As Adam Pulver noted earlier, the Chamber of Commerce won its challenge at the district court level to the CFPB’s determination that discrimination is unfair within the meaning of the CFPB’s UDAAP statute. It is, of course, no coincidence that the Chamber filed the case in Texas, where it was heard by Judge J. Campbell Barker, a Trump nominee. One of the unfortunate aspects of litigation is that judges who wish to reach a particular result in a case have enough interpretive tools to choose from that they can select tools that enable them to reach that result while ignoring methods that point in the other direction, even if those other methods are more useful. I am not saying that that’s what Judge Barker did in this case; I don’t know Judge Barker or anything about how Judge Barker came to the result in the case other than what’s in the written opinion. But I do wonder. The Fifth Circuit, which binds Judge Barker’s court, held the Bureau unconstitutional in the CFSA case (now pending before the Supreme Court), and Judge Barker could have found the Bureau’s actions unconstitutional solely on that ground, or stayed the case pending the Supreme Court’s decision. Instead Judge Barker reached the merits in the case. So much for judicial restraint.
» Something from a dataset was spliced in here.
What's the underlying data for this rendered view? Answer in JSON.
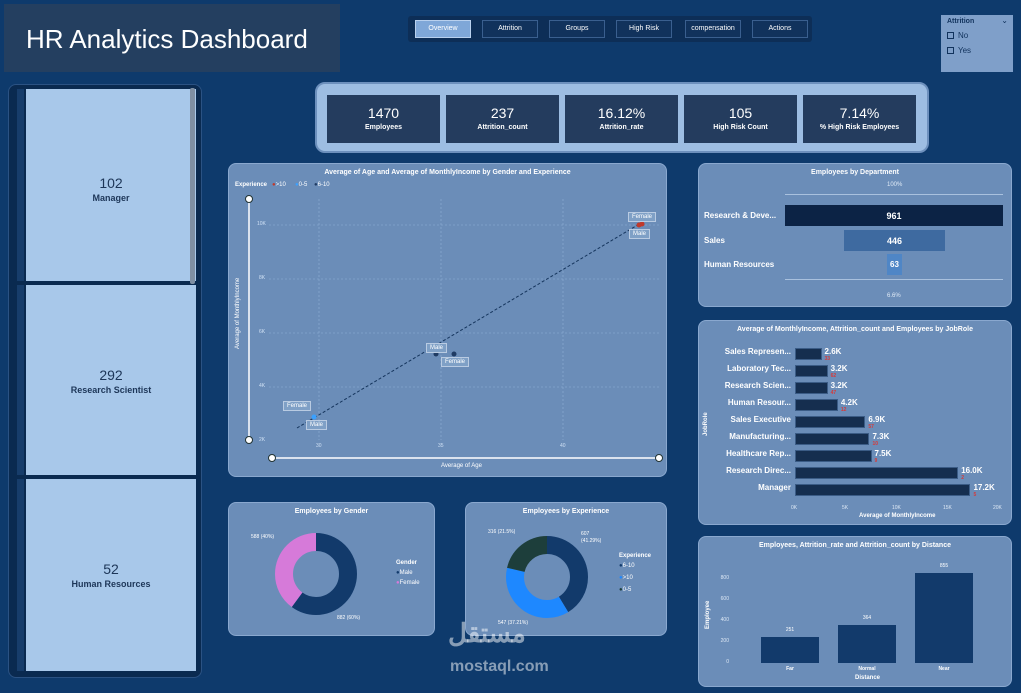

Every school child knows that discrimination is unfair. Such common uses of words find their way into statutory interpretation more formally in the Supreme Court’s use of dictionaries to interpret statutes. The dictionaries say unfair means without prejudice and not equitable. But Judge Barker ignored what the dictionaries say about the meaning of unfairness. Even plaintiffs in the case have used unfairness to mean free from discrimination.
Judge Barker interprets the Dodd-Frank Act’s language giving the Bureau authority to act against unfair, abusive, deceptive and discriminatory acts as meaning that discrimination must be something separate from unfair or else the statute would have said unfair including discrimination. But Congress seems not to have used the words that way. Deceptive conduct is often said to be a subset of unfair conduct but the statute does not say unfair including deception. Indeed, Judge Barker cited a source that specifically says deception is a subset of unfairness, remarks by J. Howard Beales, though the judge did not refer to that statement in his opinion.
Judge Barker concluded that Congress would have been clearer if it had intended to give the Bureau the power to use disparate impact discrimination–though he seems to overlook the fact that Bureau staff disclaim the use of the disparate impact test to determine if conduct is unfair. He cited to the major questions doctrine even though that doctrine is confined to situations in which “an agency claims to discover in a long-extant statute an unheralded power. . . .” But the power here is not a new one; as Luke Herrine has pointed out, federal agencies have been using unfairness powers to reach discrimination for decades. See, e.g., In re Delta Air Lines, Inc., Miscellaneous Economic Orders, 78 C.A.B. 860 (1978). Judge Barker uses the history that supports his position and ignores the history that undermines his ruling.
All in all, a very disappointing decision, though hardly an unexpected one.